# Gaussian Mixture Models: in-class demonstration

In [None]:
import numpy as np
import matplotlib.pyplot as plt

from sklearn.cluster import KMeans
from sklearn.datasets import make_blobs
from sklearn.mixture import GaussianMixture

## Generate toy data
We are going to generate a toy dataset to work with using sklearn's `make_blobs` function.
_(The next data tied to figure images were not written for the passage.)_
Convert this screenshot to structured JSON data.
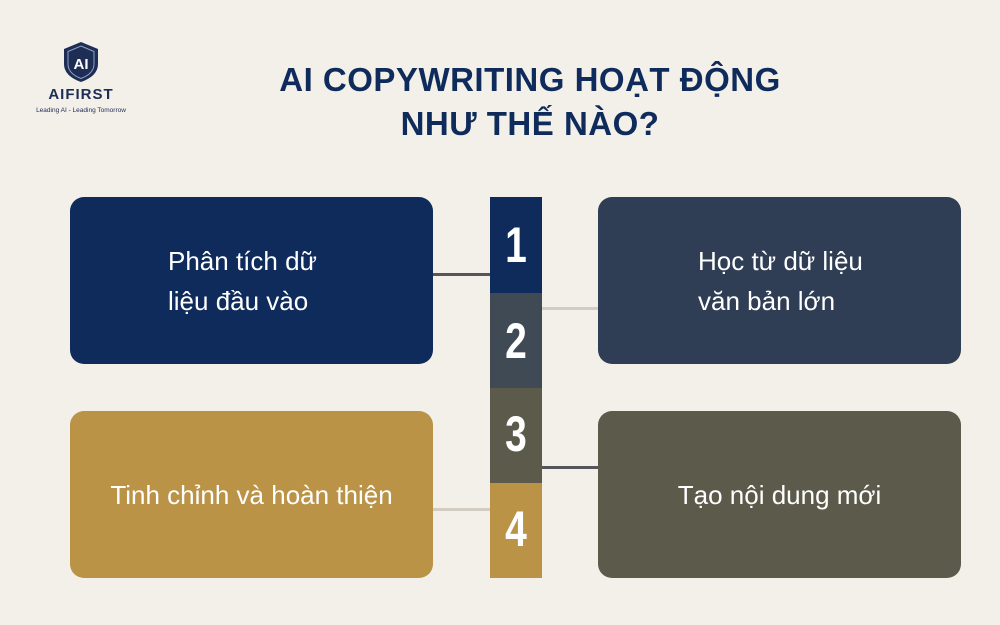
{
  "logo": {
    "mark": "AI",
    "name": "AIFIRST",
    "tagline": "Leading AI - Leading Tomorrow"
  },
  "title": {
    "line1": "AI COPYWRITING HOẠT ĐỘNG",
    "line2": "NHƯ THẾ NÀO?"
  },
  "steps": [
    {
      "number": "1",
      "label": "Phân tích dữ\nliệu đầu vào",
      "color": "#0e2b5c"
    },
    {
      "number": "2",
      "label": "Học từ dữ liệu\nvăn bản lớn",
      "color": "#2f3e54"
    },
    {
      "number": "3",
      "label": "Tạo nội dung mới",
      "color": "#5b5a4b"
    },
    {
      "number": "4",
      "label": "Tinh chỉnh và hoàn thiện",
      "color": "#bb9347"
    }
  ],
  "colors": {
    "background": "#f3efe9",
    "title": "#0e2b5c",
    "connector_dark": "#55555a",
    "connector_light": "#d2ccc2"
  }
}
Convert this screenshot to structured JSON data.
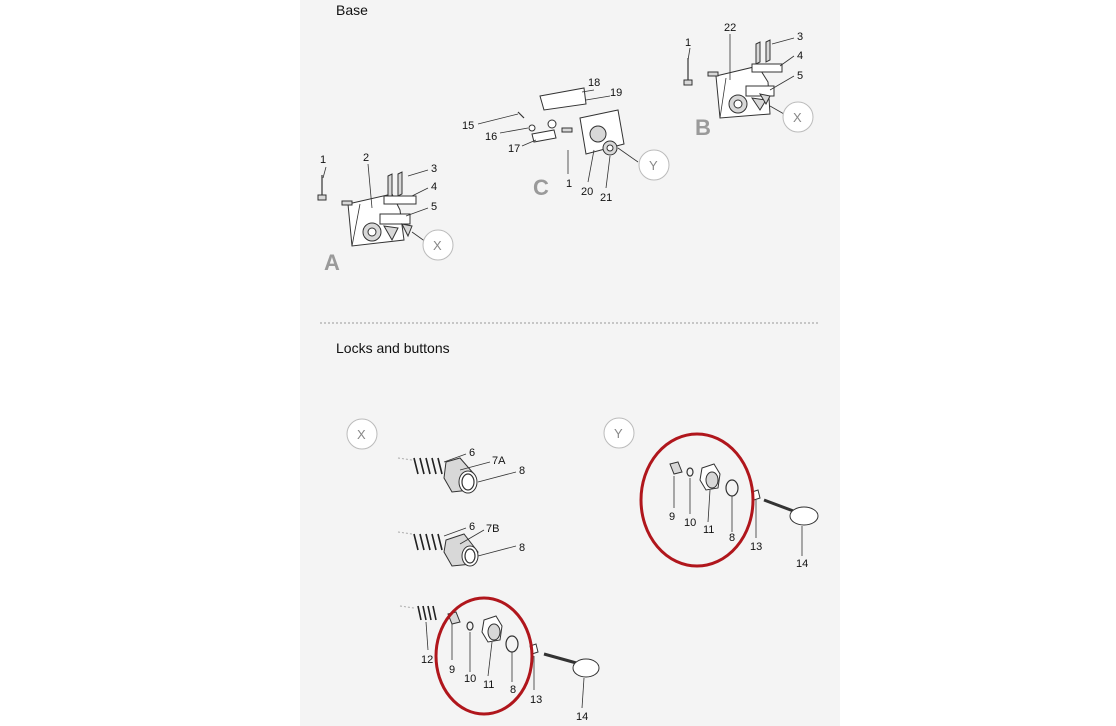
{
  "headings": {
    "base": "Base",
    "locks": "Locks and buttons"
  },
  "assemblies": {
    "A": "A",
    "B": "B",
    "C": "C"
  },
  "refs": {
    "X": "X",
    "Y": "Y"
  },
  "callouts": {
    "a_1": "1",
    "a_2": "2",
    "a_3": "3",
    "a_4": "4",
    "a_5": "5",
    "b_1": "1",
    "b_22": "22",
    "b_3": "3",
    "b_4": "4",
    "b_5": "5",
    "c_18": "18",
    "c_19": "19",
    "c_15": "15",
    "c_16": "16",
    "c_17": "17",
    "c_1": "1",
    "c_20": "20",
    "c_21": "21",
    "x1_6": "6",
    "x1_7a": "7A",
    "x1_8": "8",
    "x2_6": "6",
    "x2_7b": "7B",
    "x2_8": "8",
    "x3_12": "12",
    "x3_9": "9",
    "x3_10": "10",
    "x3_11": "11",
    "x3_8": "8",
    "x3_13": "13",
    "x3_14": "14",
    "y_9": "9",
    "y_10": "10",
    "y_11": "11",
    "y_8": "8",
    "y_13": "13",
    "y_14": "14"
  },
  "colors": {
    "highlight": "#b0161c",
    "page_bg": "#f4f4f4",
    "muted_label": "#9a9a9a"
  }
}
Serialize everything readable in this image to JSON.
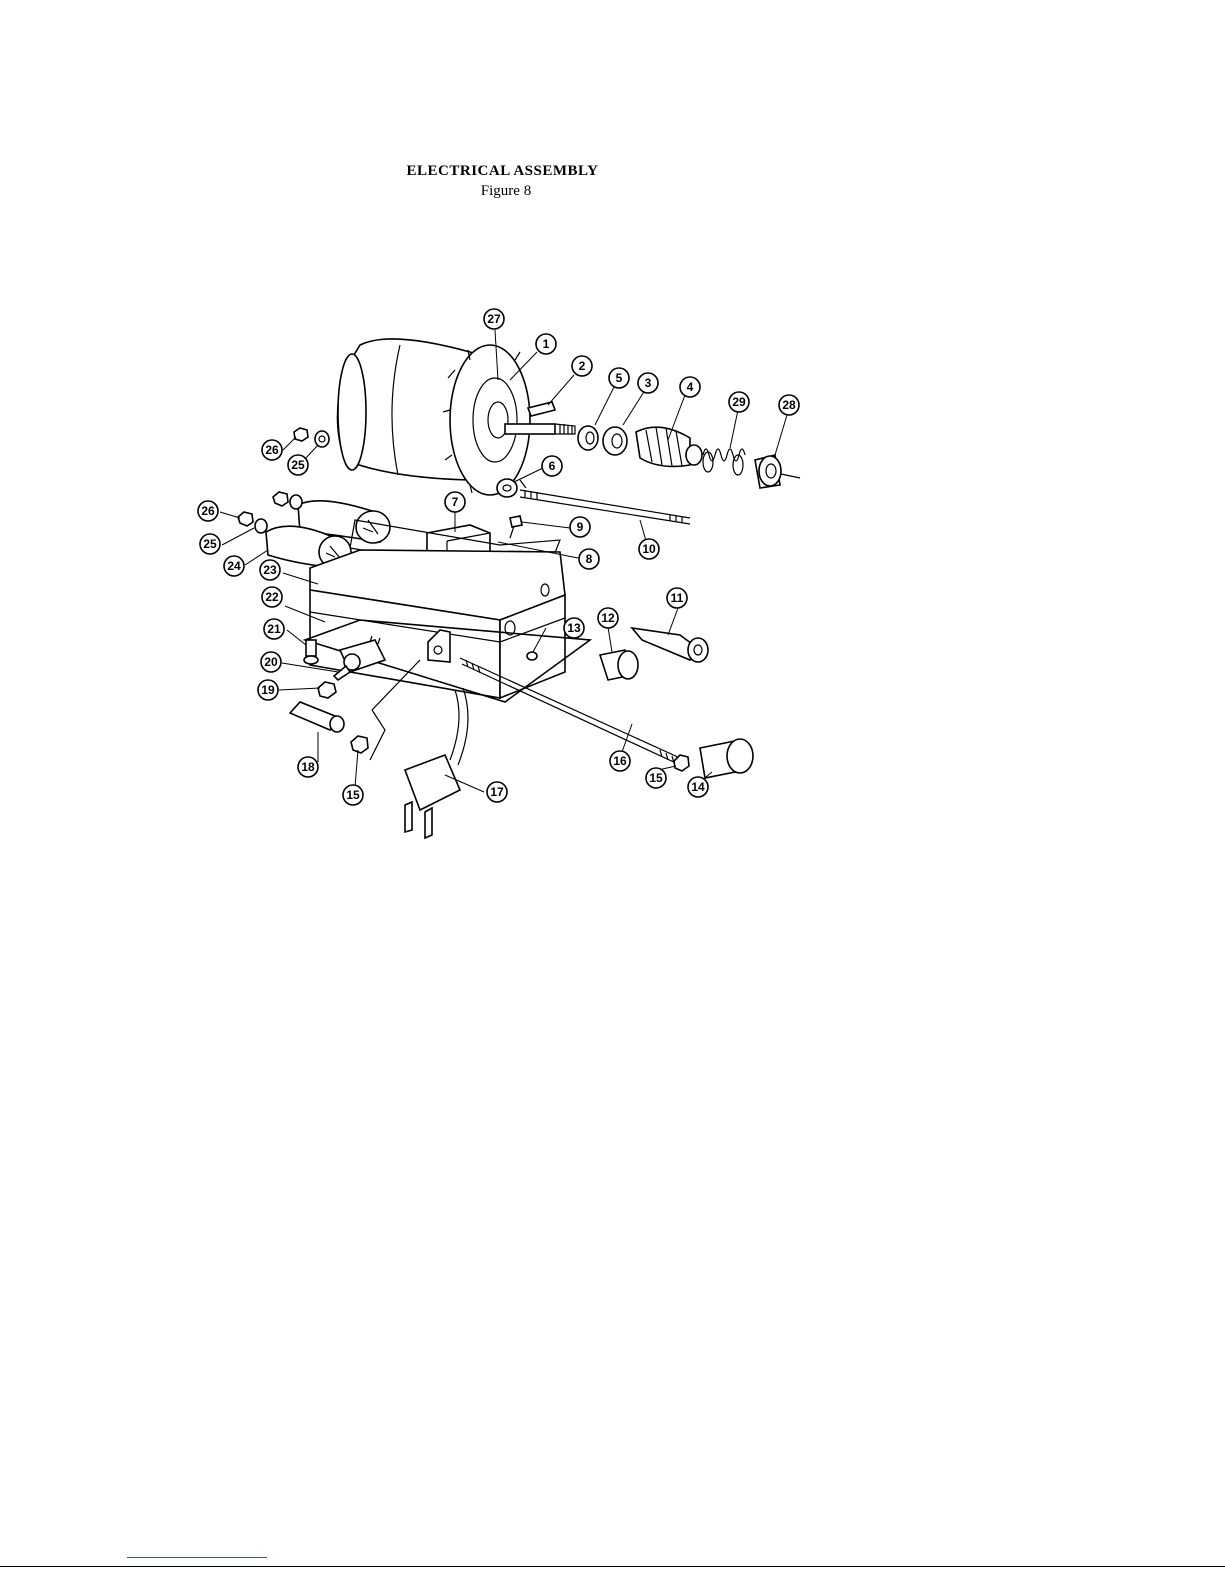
{
  "header": {
    "title": "ELECTRICAL ASSEMBLY",
    "subtitle": "Figure 8"
  },
  "callouts": [
    "27",
    "1",
    "2",
    "5",
    "3",
    "4",
    "29",
    "28",
    "26",
    "25",
    "6",
    "26",
    "25",
    "24",
    "23",
    "7",
    "9",
    "8",
    "10",
    "22",
    "21",
    "20",
    "19",
    "18",
    "15",
    "17",
    "13",
    "12",
    "11",
    "16",
    "15",
    "14"
  ]
}
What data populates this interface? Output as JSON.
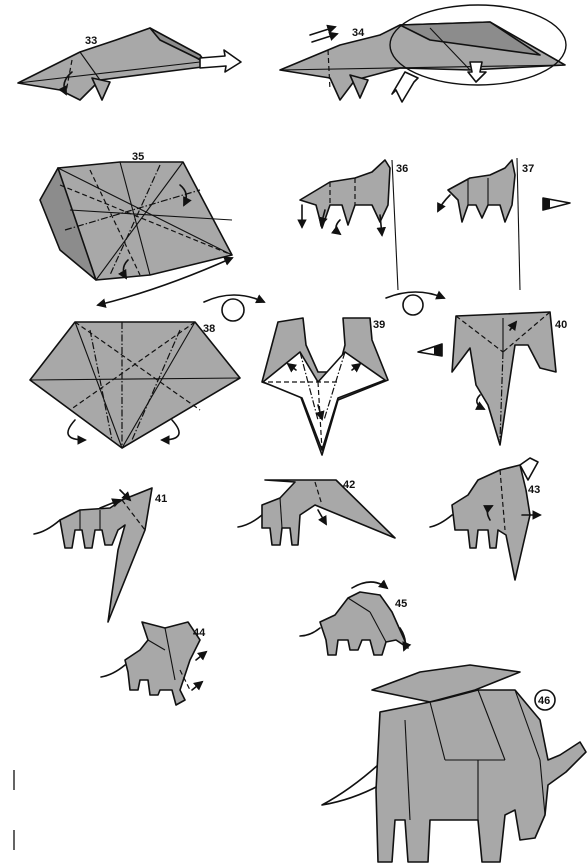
{
  "steps": {
    "s33": "33",
    "s34": "34",
    "s35": "35",
    "s36": "36",
    "s37": "37",
    "s38": "38",
    "s39": "39",
    "s40": "40",
    "s41": "41",
    "s42": "42",
    "s43": "43",
    "s44": "44",
    "s45": "45",
    "s46": "46"
  },
  "colors": {
    "paper": "#a8a8a8",
    "line": "#111111",
    "background": "#ffffff"
  },
  "icons": [
    "turn-over-icon",
    "view-from-side-icon",
    "push-arrow-icon",
    "fold-arrow-icon"
  ]
}
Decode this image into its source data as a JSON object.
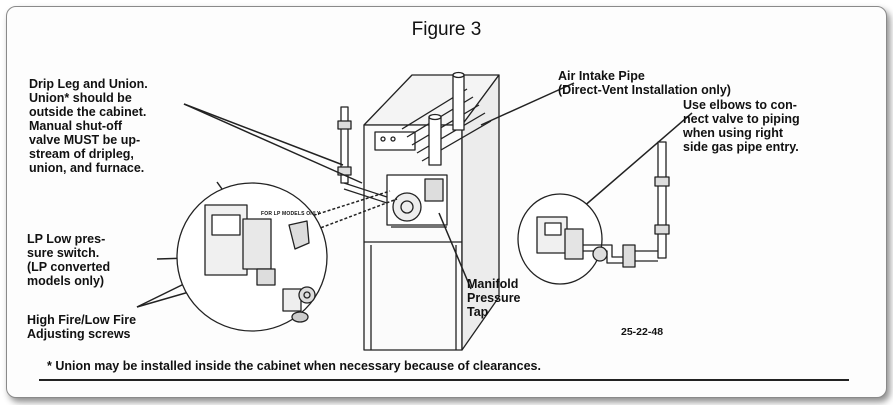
{
  "title": "Figure 3",
  "callouts": {
    "drip_leg": "Drip Leg and Union.\nUnion* should be\noutside the cabinet.\nManual  shut-off\nvalve MUST be up-\nstream of dripleg,\nunion, and  furnace.",
    "lp_switch": "LP Low  pres-\nsure switch.\n(LP converted\nmodels only)",
    "adjusting_screws": "High Fire/Low Fire\nAdjusting screws",
    "air_intake": "Air Intake Pipe\n(Direct-Vent Installation only)",
    "elbows": "Use elbows to con-\nnect valve to piping\nwhen using right\nside gas pipe entry.",
    "manifold_tap": "Manifold\nPressure\nTap",
    "lp_models_tag": "FOR LP MODELS ONLY"
  },
  "part_number": "25-22-48",
  "footnote": "* Union may be installed inside the cabinet  when necessary because of clearances."
}
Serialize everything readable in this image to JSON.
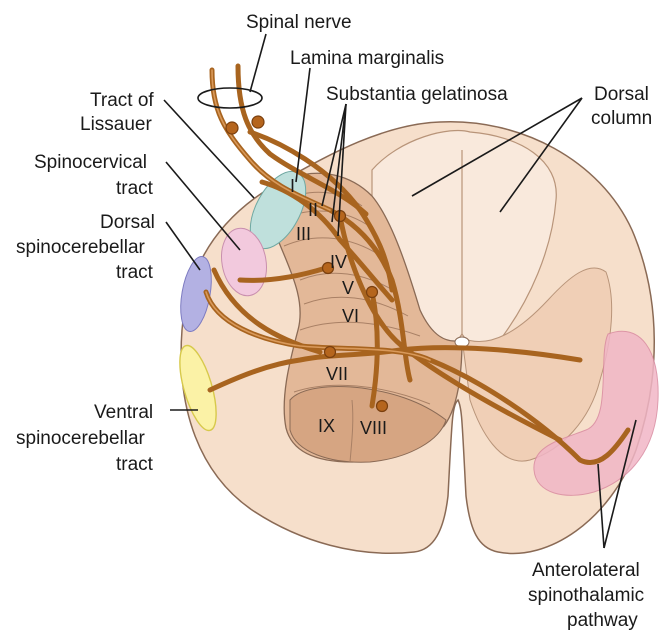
{
  "labels": {
    "spinal_nerve": "Spinal nerve",
    "lamina_marginalis": "Lamina marginalis",
    "substantia_gelatinosa": "Substantia gelatinosa",
    "tract_of_lissauer_1": "Tract of",
    "tract_of_lissauer_2": "Lissauer",
    "dorsal_column_1": "Dorsal",
    "dorsal_column_2": "column",
    "spinocervical_1": "Spinocervical",
    "spinocervical_2": "tract",
    "dorsal_spinocerebellar_1": "Dorsal",
    "dorsal_spinocerebellar_2": "spinocerebellar",
    "dorsal_spinocerebellar_3": "tract",
    "ventral_spinocerebellar_1": "Ventral",
    "ventral_spinocerebellar_2": "spinocerebellar",
    "ventral_spinocerebellar_3": "tract",
    "anterolateral_1": "Anterolateral",
    "anterolateral_2": "spinothalamic",
    "anterolateral_3": "pathway"
  },
  "laminae": {
    "I": "I",
    "II": "II",
    "III": "III",
    "IV": "IV",
    "V": "V",
    "VI": "VI",
    "VII": "VII",
    "VIII": "VIII",
    "IX": "IX"
  },
  "colors": {
    "white_matter": "#f6dfcb",
    "gray_matter": "#e3b898",
    "gray_matter_dark": "#d6a582",
    "dorsal_column": "#f9e9dc",
    "outline": "#8a6a55",
    "lissauer": "#bfe0dc",
    "spinocervical": "#f2c9dd",
    "dorsal_spinocerebellar": "#b3b1e3",
    "ventral_spinocerebellar": "#fbf2a6",
    "anterolateral": "#f1b6c6",
    "fiber": "#a8641f"
  }
}
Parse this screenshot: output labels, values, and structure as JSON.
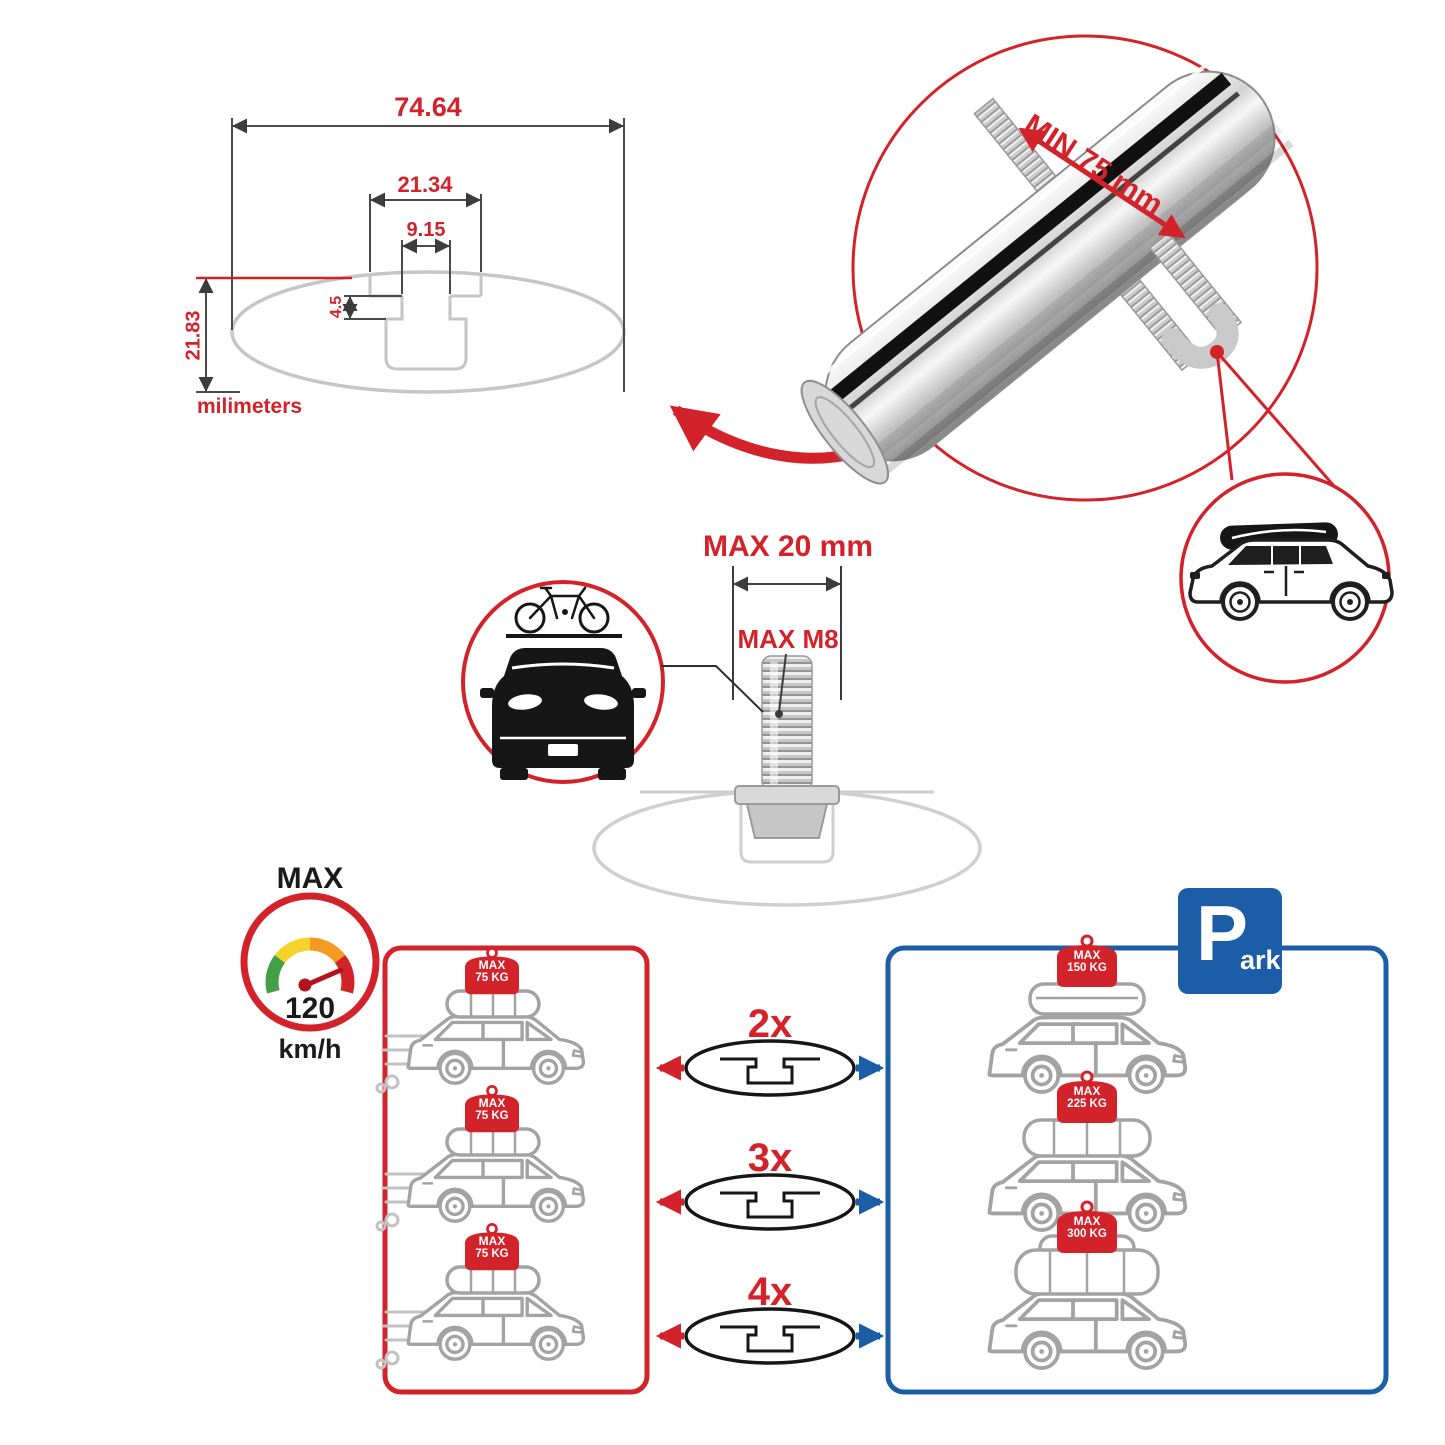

We then add some variance the data. 

In [None]:
X, y = make_blobs(n_samples=1500, random_state=163, centers=3)

# this "stretches" the data
transformation = [[0, .50], [.4, 0.85]]
X = np.dot(X, transformation)

# plot the data
plt.scatter(X[:, 0], X[:, 1])

## Attempt k-means clustering

In [None]:
y_pred = KMeans(n_clusters=3, random_state=160).fit_predict(X)

In [None]:
plt.subplot()
plt.scatter(X[:, 0], X[:, 1], c=y_pred)

## Cluster using a GMM

In [None]:
gmm = GaussianMixture(n_components=3).fit(X)
labels = gmm.predict(X)

In [None]:
plt.scatter(X[:, 0], X[:, 1], c=labels, s=40, cmap='viridis');

## Plot AIC and BIC
Let's plot the AIC and BIC to determine whether we chose the right number of clusters.

In [None]:
n_components = np.arange(1, 10)
models = [GaussianMixture(n, covariance_type='full', random_state=0).fit(X)
          for n in n_components]

plt.plot(n_components, [m.bic(X) for m in models], label='BIC')
plt.plot(n_components, [m.aic(X) for m in models], label='AIC')
plt.legend(loc='best')
plt.xlabel('n_components');